The group dedicates itself to the goals of fostering a diverse workforce and creating an inclusive environment of mutual respect. To mark its milestone anniversary, network members and allies spoke on camera about the challenges and benefits they’ve experienced during the group’s formative years. The resulting video combines many voices into a powerful short film expressing the understanding, friendship and support that characterize this and all employee networks at ConocoPhillips.

Kirt Daily
Kirt Daily, analyst, Information Technology

“Knowing that there are groups like this at the company allows people to feel like they’re in a friendly environment,” said Kirt Daily, analyst, Information Technology. “The existence of a network like the LGBTA Network tells me that the company’s stance is to prevent discrimination from happening.”

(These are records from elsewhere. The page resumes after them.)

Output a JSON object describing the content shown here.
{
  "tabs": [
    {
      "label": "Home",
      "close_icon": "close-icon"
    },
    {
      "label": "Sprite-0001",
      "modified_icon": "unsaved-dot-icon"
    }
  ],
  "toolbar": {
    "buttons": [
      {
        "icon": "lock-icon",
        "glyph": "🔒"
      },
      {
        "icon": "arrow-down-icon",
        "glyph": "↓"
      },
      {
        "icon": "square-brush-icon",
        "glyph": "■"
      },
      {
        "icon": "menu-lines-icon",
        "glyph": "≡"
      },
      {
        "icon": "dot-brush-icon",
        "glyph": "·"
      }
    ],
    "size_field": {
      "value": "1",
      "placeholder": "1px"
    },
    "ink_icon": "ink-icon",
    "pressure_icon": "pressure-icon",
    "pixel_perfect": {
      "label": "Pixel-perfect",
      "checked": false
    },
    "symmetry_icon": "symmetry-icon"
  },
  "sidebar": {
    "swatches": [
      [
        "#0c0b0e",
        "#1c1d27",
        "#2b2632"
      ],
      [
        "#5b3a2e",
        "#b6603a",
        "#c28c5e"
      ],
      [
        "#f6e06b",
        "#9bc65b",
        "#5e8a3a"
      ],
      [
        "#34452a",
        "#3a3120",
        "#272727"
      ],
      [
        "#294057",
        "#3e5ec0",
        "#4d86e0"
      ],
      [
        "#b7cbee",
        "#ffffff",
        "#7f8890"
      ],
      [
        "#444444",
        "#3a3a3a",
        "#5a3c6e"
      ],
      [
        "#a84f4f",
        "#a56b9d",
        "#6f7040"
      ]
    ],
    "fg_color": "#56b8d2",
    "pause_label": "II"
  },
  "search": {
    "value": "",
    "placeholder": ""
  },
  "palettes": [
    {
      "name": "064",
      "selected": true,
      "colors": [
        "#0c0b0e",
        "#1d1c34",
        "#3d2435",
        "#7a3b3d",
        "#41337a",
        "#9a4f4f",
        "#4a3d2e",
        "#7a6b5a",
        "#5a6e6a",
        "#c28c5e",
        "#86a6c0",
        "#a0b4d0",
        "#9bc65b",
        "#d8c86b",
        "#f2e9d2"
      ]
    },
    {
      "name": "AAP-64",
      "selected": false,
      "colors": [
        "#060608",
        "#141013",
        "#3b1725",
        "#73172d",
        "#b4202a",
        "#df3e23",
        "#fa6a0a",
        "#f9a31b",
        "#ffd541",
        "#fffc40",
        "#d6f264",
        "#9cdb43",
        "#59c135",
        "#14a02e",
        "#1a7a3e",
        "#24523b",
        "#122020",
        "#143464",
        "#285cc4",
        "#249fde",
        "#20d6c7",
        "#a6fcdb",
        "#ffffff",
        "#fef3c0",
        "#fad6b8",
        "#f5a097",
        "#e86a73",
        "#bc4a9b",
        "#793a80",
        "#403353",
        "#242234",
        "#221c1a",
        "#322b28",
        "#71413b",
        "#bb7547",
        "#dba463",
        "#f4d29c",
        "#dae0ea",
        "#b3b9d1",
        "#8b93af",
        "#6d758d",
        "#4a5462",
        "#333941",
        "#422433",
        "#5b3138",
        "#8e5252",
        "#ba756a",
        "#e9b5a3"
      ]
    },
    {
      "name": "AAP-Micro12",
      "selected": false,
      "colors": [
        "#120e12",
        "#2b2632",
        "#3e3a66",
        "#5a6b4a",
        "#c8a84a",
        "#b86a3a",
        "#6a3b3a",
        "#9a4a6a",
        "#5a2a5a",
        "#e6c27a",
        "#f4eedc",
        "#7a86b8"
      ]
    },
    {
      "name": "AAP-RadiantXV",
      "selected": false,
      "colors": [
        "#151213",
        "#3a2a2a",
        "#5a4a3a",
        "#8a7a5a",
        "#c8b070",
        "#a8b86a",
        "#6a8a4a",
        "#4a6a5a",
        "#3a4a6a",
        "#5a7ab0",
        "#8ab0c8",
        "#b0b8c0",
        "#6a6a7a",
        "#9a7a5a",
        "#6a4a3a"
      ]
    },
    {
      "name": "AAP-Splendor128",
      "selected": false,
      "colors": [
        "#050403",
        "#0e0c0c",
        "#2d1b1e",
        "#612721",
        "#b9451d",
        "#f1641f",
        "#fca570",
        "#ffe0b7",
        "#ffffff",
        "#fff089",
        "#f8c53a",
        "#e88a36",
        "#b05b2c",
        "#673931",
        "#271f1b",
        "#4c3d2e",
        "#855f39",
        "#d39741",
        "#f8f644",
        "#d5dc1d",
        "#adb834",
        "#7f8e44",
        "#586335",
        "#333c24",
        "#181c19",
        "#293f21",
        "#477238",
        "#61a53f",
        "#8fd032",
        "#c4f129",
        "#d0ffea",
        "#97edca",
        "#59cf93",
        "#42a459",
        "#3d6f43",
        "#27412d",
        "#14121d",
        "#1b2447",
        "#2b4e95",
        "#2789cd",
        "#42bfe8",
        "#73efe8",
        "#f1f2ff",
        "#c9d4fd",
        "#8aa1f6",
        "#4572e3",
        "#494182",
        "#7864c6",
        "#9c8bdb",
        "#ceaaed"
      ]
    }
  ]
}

The network has provided allies, like Subsurface Vice President Ken Tubman, an opportunity to respond to lingering traces of judgment in the workplace.

Ken Tubman
Ken Tubman, Subsurface vice president

For me, being an ally just means being supportive of the equality that everyone is looking for,” Tubman said. “People need to get over being uncomfortable with someone who is maybe not exactly like them.”

In November, ConocoPhillips received a perfect score of 100 percent on the 2018 Corporate Equality Index. The national benchmarking survey and report measures corporate policies and practices related to lesbian, gay, bisexual, transgender and queer (LGBTQ) workplace equality. Its top score gives ConocoPhillips the designation of being a Best Place to Work for LGBTQ Equality.